Tomato Residue Management from a Biorefinery Perspective and towards a Circular Economy

Foods. 2024 Jun 14;13(12):1873. doi: 10.3390/foods13121873.


The tomato industry is a relevant socio-economic activity in the European Union, while it generates a large variety of residues. Tomatoes unfit for consumption, tomato peels, seeds, industrial pomace, and plants are examples of residues of this industry. Commonly, some of the residues can be left in the field, composted, used for animal feeding, or valorized through anaerobic digestion. However, more economic value can be attributed to these residues if a biorefinery approach is applied. Indeed, many value-added compounds can be obtained by the integration of different processes while closing the carbon and nutrient loops. The extraction of bioactive compounds followed by anaerobic digestion and composting seems to be a viable proposal for a biorefinery approach. Thus, this study aims to review the biorefinery strategies for valorizing tomato residues, highlighting the main processes proposed.
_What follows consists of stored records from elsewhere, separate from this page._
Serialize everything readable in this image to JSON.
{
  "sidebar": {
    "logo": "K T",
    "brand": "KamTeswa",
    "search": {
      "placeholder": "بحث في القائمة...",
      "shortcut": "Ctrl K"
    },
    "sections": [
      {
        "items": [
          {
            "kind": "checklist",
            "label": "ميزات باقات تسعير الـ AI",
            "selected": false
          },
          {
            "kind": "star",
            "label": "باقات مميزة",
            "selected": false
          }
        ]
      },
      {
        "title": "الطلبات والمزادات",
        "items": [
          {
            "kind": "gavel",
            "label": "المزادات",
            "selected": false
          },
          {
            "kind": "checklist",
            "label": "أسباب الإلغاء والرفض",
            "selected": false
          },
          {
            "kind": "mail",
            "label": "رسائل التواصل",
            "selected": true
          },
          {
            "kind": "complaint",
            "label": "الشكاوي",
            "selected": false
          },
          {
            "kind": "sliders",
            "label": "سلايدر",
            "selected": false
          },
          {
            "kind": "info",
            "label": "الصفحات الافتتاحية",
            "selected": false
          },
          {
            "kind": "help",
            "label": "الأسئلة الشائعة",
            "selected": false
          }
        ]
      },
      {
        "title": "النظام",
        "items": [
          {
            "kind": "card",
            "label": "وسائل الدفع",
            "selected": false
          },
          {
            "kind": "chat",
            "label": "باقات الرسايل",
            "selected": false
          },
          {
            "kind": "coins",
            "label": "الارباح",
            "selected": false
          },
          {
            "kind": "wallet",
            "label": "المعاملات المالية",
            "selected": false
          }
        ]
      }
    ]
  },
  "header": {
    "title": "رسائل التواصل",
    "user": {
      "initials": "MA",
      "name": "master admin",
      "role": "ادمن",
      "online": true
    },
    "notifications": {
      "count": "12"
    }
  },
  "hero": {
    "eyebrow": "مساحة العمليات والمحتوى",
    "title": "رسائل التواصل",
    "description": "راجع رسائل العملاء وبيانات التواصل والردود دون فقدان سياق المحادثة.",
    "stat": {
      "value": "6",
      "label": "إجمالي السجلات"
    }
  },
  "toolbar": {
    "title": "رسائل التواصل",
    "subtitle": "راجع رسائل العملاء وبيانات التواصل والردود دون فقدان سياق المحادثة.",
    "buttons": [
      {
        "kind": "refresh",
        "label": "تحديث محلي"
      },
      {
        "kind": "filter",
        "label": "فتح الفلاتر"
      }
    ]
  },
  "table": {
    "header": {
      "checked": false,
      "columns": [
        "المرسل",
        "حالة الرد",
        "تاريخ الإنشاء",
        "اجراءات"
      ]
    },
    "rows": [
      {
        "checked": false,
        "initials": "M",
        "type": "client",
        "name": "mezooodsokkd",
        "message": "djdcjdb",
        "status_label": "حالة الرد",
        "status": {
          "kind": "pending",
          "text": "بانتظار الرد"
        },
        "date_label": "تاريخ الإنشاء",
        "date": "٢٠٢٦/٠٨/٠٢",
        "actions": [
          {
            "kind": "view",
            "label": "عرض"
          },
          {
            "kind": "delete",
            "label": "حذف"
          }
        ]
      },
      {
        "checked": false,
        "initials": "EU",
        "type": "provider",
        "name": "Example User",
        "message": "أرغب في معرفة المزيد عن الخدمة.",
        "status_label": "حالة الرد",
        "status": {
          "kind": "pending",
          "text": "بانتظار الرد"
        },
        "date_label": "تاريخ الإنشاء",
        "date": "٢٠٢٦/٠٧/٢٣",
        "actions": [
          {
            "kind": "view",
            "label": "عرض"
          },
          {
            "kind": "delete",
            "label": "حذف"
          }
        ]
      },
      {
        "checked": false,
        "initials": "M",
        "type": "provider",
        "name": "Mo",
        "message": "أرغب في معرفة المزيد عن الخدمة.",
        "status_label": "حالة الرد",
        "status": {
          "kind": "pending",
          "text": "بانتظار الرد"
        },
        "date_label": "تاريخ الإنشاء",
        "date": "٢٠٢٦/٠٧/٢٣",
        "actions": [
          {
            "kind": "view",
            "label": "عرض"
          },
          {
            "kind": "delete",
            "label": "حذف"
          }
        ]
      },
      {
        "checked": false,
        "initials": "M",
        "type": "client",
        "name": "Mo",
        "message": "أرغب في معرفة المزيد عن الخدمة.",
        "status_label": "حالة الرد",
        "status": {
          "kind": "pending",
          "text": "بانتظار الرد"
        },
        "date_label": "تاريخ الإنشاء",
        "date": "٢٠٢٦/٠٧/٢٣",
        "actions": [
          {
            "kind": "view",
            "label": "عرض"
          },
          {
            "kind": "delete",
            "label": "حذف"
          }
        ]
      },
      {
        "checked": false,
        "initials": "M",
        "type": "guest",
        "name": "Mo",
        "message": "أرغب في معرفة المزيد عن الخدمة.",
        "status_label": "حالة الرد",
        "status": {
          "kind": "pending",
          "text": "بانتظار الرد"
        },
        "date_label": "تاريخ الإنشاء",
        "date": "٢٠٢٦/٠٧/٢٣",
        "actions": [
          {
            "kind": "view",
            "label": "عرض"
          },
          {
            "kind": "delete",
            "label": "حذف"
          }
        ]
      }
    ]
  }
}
The recovery of lycopene, β-carotene, and phenolic compounds has been widely studied at the lab scale, while energy recovery has already been applied at the industrial scale. Although techno-economic analysis is scarce for tomato residue valorization processes, positive net present values (NPV) and low payback times (PBT) have been reported in the literature. Thus, more work comparing multiple extraction technologies and biorefinery strategies coupled with economic and environmental assessment should be performed to select the most promising management route for tomato residues.

Keywords: anaerobic digestion; circular economy; composting; economic evaluation; extraction; resources recovery.